The Working Families Party, which had endorsed Ramos a week earlier, announced in a statement, "We are sad and disappointed that State Sen. Jessica Ramos has decided to endorse the candidate favored by Trump's billionaire donors. But we won’t be distracted by this desperate move"; however, it declined to state whether the group would rescind its fifth-place ranking for Ramos. United Auto Workers Region 9A, which had previously voted unanimously to endorse Ramos, announced that it would rescind its endorsement, stating in a release, "Opposing Andrew Cuomo is a non-negotiable for our membership." Jews for Racial and Economic Justice Action, the Jim Owles Liberal Democratic Club, state assemblymember Emily Gallagher, the Professional Staff Congress, state senator Gustavo Rivera, and Downtown Women for Change all announced that they would drop Ramos from their endorsement slates the same day.
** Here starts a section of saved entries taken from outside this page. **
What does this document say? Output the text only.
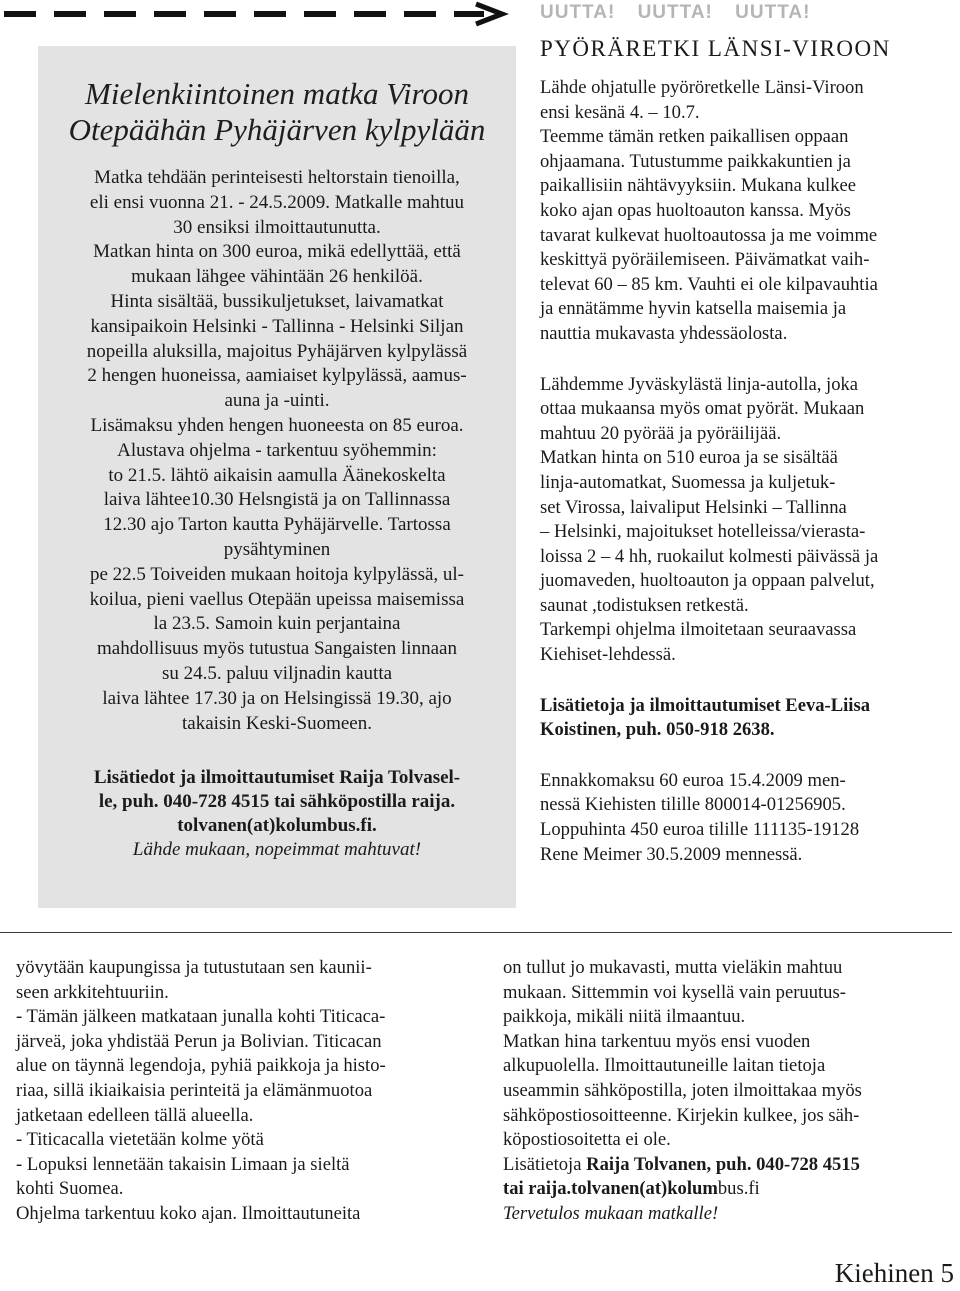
Mielenkiintoinen matka Viroon
Otepäähän Pyhäjärven kylpylään

Matka tehdään perinteisesti heltorstain tienoilla,

eli ensi vuonna 21. - 24.5.2009. Matkalle mahtuu

30 ensiksi ilmoittautunutta.

Matkan hinta on 300 euroa, mikä edellyttää, että

mukaan lähgee vähintään 26 henkilöä.

Hinta sisältää, bussikuljetukset, laivamatkat

kansipaikoin Helsinki - Tallinna - Helsinki Siljan

nopeilla aluksilla, majoitus Pyhäjärven kylpylässä

2 hengen huoneissa, aamiaiset kylpylässä, aamus-

auna ja -uinti.

Lisämaksu yhden hengen huoneesta on 85 euroa.

Alustava ohjelma - tarkentuu syöhemmin:

to 21.5. lähtö aikaisin aamulla Äänekoskelta

laiva lähtee10.30 Helsngistä ja on Tallinnassa

12.30 ajo Tarton kautta Pyhäjärvelle. Tartossa

pysähtyminen

pe 22.5 Toiveiden mukaan hoitoja kylpylässä, ul-

koilua, pieni vaellus Otepään upeissa maisemissa

la 23.5. Samoin kuin perjantaina

mahdollisuus myös tutustua Sangaisten linnaan

su 24.5. paluu viljnadin kautta

laiva lähtee 17.30 ja on Helsingissä 19.30, ajo

takaisin Keski-Suomeen.

Lisätiedot ja ilmoittautumiset Raija Tolvasel-
le, puh. 040-728 4515 tai sähköpostilla raija.
tolvanen(at)kolumbus.fi.
Lähde mukaan, nopeimmat mahtuvat!
UUTTA! UUTTA! UUTTA!
PYÖRÄRETKI LÄNSI-VIROON

Lähde ohjatulle pyöröretkelle Länsi-Viroon

ensi kesänä 4. – 10.7.

Teemme tämän retken paikallisen oppaan

ohjaamana. Tutustumme paikkakuntien ja

paikallisiin nähtävyyksiin. Mukana kulkee

koko ajan opas huoltoauton kanssa. Myös

tavarat kulkevat huoltoautossa ja me voimme

keskittyä pyöräilemiseen. Päivämatkat vaih-

televat 60 – 85 km. Vauhti ei ole kilpavauhtia

ja ennätämme hyvin katsella maisemia ja

nauttia mukavasta yhdessäolosta.

Lähdemme Jyväskylästä linja-autolla, joka

ottaa mukaansa myös omat pyörät. Mukaan

mahtuu 20 pyörää ja pyöräilijää.

Matkan hinta on 510 euroa ja se sisältää

linja-automatkat, Suomessa ja kuljetuk-

set Virossa, laivaliput Helsinki – Tallinna

– Helsinki, majoitukset hotelleissa/vierasta-

loissa 2 – 4 hh, ruokailut kolmesti päivässä ja

juomaveden, huoltoauton ja oppaan palvelut,

saunat ,todistuksen retkestä.

Tarkempi ohjelma ilmoitetaan seuraavassa

Kiehiset-lehdessä.

Lisätietoja ja ilmoittautumiset Eeva-Liisa

Koistinen, puh. 050-918 2638.

Ennakkomaksu 60 euroa 15.4.2009 men-

nessä Kiehisten tilille 800014-01256905.

Loppuhinta 450 euroa tilille 111135-19128

Rene Meimer 30.5.2009 mennessä.

yövytään kaupungissa ja tutustutaan sen kaunii-

seen arkkitehtuuriin.

- Tämän jälkeen matkataan junalla kohti Titicaca-

järveä, joka yhdistää Perun ja Bolivian. Titicacan

alue on täynnä legendoja, pyhiä paikkoja ja histo-

riaa, sillä ikiaikaisia perinteitä ja elämänmuotoa

jatketaan edelleen tällä alueella.

- Titicacalla vietetään kolme yötä

- Lopuksi lennetään takaisin Limaan ja sieltä

kohti Suomea.

Ohjelma tarkentuu koko ajan. Ilmoittautuneita

on tullut jo mukavasti, mutta vieläkin mahtuu

mukaan. Sittemmin voi kysellä vain peruutus-

paikkoja, mikäli niitä ilmaantuu.

Matkan hina tarkentuu myös ensi vuoden

alkupuolella. Ilmoittautuneille laitan tietoja

useammin sähköpostilla, joten ilmoittakaa myös

sähköpostiosoitteenne. Kirjekin kulkee, jos säh-

köpostiosoitetta ei ole.

Lisätietoja Raija Tolvanen, puh. 040-728 4515

tai raija.tolvanen(at)kolumbus.fi

Tervetulos mukaan matkalle!

Kiehinen 5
Alexandria Ocasio-Cortez, who had left Ramos out of her endorsement slate the day before, reacted on Twitter by quote tweeting a video of Cuomo refusing to mutually endorse Ramos with "lol. lmao." while actress and former gubernatorial candidate Cynthia Nixon quote tweeted a previous post by Ramos critiquing Cuomo saying "I'm choosing to remember the Jessica Ramos who ran to break up the IDC, supported the women who were sexually harassed, remembered the people Cuomo sent to die in nursing homes & always called out Cuomo's corruption, mismanagement & lies. I’ll miss that Ramos, where did she go?💔"

=== Results and general election endorsement ===
Ramos placed ninth in the first and second rounds of ranked-choice voting in the primary, garnering a total of 4,294 votes with 0.4% of the vote.

In September 2025, asked in an interview whether Ramos would endorse Zohran Mamdani in the general election, she said that Mamdani "is now the Democratic nominee. So he is who Democrats should vote for."

=== Campaign expense charges ===
On August 21, 2026, the Manhattan District Attorney's office announced charges against Ramos related to campaign finance irregularities. Prosecutors alleged that her previous campaign committees improperly accounted for expenditures and failed to report outstanding campaign debts. Ramos denied any wrongdoing through a spokesperson.

== Personal life ==
Ramos has two sons, whom she co-parents with her ex-husband. They divorced, the process beginning in 2019. Ramos remarried in May 2025. Ramos, a "lifelong straphanger," uses public transit and says she has never had a driver's license.